Florida Gulf Coast University in Fort Myers shaved its budget by 1.5%, about $2.2 million, according to the Naples News. The College of Health Professions suspended admission to the RN-to-BSN program. Students already enrolled will be able to complete their studies.

"I tried to think about what is the greatest need for the people of Southwest Florida and what is the access to education for students," says Marianne Rogers, RN, EdD, director of the program. Since other RN-to-BSN programs exist, that was the program to go. "Although I would have liked to hold on to everything, I couldn't and still deliver education at a quality level."

The University of Florida in Gainesville lost $47 million in state funding, 6% of its budget. The College of Nursing faced a reduction of $510,000, and like Florida Gulf Coast, it will eliminate its RN-to-BSN program. It also will close the biobehavioral research center and reduce service at the Archer Family Health Clinic. The nursing program will eliminate three part-time clinical faculty positions.

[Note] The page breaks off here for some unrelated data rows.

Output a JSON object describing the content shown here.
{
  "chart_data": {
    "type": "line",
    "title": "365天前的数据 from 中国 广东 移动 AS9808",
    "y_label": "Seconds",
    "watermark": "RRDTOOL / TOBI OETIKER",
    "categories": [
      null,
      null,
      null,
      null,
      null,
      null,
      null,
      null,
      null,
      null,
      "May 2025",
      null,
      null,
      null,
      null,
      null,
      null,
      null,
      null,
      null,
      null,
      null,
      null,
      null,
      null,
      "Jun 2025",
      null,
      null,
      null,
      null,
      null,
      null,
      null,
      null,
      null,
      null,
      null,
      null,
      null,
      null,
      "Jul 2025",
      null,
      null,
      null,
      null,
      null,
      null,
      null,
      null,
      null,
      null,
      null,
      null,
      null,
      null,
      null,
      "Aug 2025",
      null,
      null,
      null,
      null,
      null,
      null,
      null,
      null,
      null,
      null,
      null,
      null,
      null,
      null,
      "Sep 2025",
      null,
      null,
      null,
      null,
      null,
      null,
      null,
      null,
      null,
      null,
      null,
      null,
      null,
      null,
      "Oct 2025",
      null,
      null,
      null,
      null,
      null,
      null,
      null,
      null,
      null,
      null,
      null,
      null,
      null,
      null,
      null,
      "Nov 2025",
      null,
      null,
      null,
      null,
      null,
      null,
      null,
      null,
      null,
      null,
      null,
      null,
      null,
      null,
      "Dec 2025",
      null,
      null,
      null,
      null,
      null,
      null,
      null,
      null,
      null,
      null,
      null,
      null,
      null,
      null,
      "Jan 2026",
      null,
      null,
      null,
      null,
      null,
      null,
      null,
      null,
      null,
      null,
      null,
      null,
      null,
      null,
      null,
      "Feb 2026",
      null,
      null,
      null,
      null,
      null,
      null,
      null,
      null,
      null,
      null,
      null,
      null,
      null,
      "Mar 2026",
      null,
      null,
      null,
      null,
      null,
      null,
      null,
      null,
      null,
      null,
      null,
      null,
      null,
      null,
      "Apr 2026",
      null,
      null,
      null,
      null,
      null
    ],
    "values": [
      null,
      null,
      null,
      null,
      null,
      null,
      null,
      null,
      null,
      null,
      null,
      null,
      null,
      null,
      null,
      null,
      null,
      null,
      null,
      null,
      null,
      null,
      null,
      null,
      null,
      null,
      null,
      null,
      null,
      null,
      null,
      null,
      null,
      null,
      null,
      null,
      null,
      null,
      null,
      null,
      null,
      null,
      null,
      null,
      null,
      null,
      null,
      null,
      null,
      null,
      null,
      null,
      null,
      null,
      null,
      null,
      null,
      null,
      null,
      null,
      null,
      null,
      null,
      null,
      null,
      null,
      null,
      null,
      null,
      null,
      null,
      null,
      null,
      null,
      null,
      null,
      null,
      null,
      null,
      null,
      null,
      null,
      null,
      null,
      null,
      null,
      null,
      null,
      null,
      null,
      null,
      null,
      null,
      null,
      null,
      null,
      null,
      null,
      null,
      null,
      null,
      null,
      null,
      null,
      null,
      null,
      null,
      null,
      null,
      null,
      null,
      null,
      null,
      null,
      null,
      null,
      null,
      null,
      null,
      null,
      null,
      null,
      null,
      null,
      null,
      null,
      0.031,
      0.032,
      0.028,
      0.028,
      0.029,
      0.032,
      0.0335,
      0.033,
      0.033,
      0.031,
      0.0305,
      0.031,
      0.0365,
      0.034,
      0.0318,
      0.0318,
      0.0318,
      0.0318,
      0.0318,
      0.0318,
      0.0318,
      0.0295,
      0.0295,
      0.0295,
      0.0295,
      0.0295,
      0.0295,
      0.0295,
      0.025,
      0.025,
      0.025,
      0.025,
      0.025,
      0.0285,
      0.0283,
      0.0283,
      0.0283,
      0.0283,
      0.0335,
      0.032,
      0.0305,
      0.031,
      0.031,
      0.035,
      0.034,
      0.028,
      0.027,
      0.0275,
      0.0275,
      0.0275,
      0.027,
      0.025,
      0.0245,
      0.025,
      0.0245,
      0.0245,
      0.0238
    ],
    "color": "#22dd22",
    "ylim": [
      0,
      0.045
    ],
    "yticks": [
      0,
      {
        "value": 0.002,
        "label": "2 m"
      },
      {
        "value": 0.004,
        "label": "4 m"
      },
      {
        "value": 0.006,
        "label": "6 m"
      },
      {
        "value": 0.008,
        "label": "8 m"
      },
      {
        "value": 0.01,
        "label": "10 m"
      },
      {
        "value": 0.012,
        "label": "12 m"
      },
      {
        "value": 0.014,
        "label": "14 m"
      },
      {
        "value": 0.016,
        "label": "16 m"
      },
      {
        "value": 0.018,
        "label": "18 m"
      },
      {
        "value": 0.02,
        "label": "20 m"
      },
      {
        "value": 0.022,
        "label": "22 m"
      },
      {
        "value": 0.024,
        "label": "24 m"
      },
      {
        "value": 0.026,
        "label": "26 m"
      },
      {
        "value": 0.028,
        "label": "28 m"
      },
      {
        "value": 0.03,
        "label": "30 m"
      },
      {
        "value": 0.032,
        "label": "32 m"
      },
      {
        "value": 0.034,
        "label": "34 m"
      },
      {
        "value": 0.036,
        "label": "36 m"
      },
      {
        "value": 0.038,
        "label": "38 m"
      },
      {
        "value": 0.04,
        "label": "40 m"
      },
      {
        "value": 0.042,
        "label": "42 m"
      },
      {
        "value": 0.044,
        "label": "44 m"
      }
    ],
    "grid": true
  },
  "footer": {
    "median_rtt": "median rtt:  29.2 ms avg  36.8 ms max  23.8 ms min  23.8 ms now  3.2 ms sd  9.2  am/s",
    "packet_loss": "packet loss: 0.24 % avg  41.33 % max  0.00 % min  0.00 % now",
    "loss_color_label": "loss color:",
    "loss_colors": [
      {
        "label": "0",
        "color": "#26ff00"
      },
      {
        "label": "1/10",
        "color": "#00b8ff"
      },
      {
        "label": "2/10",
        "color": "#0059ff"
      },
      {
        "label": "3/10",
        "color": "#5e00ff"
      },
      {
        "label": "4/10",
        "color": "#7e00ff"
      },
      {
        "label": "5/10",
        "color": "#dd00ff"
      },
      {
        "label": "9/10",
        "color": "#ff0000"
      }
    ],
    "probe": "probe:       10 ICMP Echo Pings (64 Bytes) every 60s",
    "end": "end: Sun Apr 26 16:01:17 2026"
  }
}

The University of Central Florida in Orlando reduced its budget by $11.4 million, about 4% for the coming year. That is on top of a $33.1 million decrease in the 2007–08 budget. The university applied the cuts evenly to each college, according to UCF spokesman Grant Heston. The College of Nursing started 2007–08 with a $5.5 million budget and began 2008–09 with a $4.99 million budget.

FIU was forced to remove $32 million from its budget. The College of Nursing & Health Sciences received a $1.3 million reduction. FIU strategically trimmed based on the university's priorities and took a longer-term approach, expecting the weak economy to continue in the coming year.

"They didn't want to cut all in the same way," Grossman says. "They thought if they did it across the board, all the programs would be equally on life support and impact everybody adversely vs. strategically.

"We used four criteria in reviewing every program prior to making the decision on budget cuts," Grossman says. That included academic excellence; research productivity and the number of PhD graduates, which the college is trying to increase; community impact; and financial sustainability. Some programs receive significant support from external sources, which would be lost if the program was eliminated. For instance the nurse anesthetist program receives funding for half of the faculty salaries from the Miami Beach Anesthesiology Associates, and the speech and language program operates with a grant from Miami-Dade County Public Schools.

Consequently, the college will phase out the bachelor's in health science and health information management programs and the post-professional athletic training track. Grossman is considering decreasing the size of the traditional nursing class from 140 to 100, but that decision had not been made as of press time. FIU admits 236 undergraduate nursing students annually, including 96 in its foreign-physician-to-BSN program.

"It seems we're not being very proactive," Grossman adds. "I'm not seeing at the state or federal level a big push to try to increase capacity. I don't see the funding that is needed to make it happen. It's a public health crisis in the making."

The legislature did not fund the SUCCEED Florida workforce education grant program, established in 2005 to support training for high-growth, high-demand, high-pay occupations. The grants funded programs on a one-year basis. Barry University in Miami and Orlando had received money the first two years for a PhD program and last year for undergraduate education. It had admitted 36 PhD students and has secured funding to get them through.

Debra Anscombe Wood, RN, is a Nursing Spectrum contributing writer.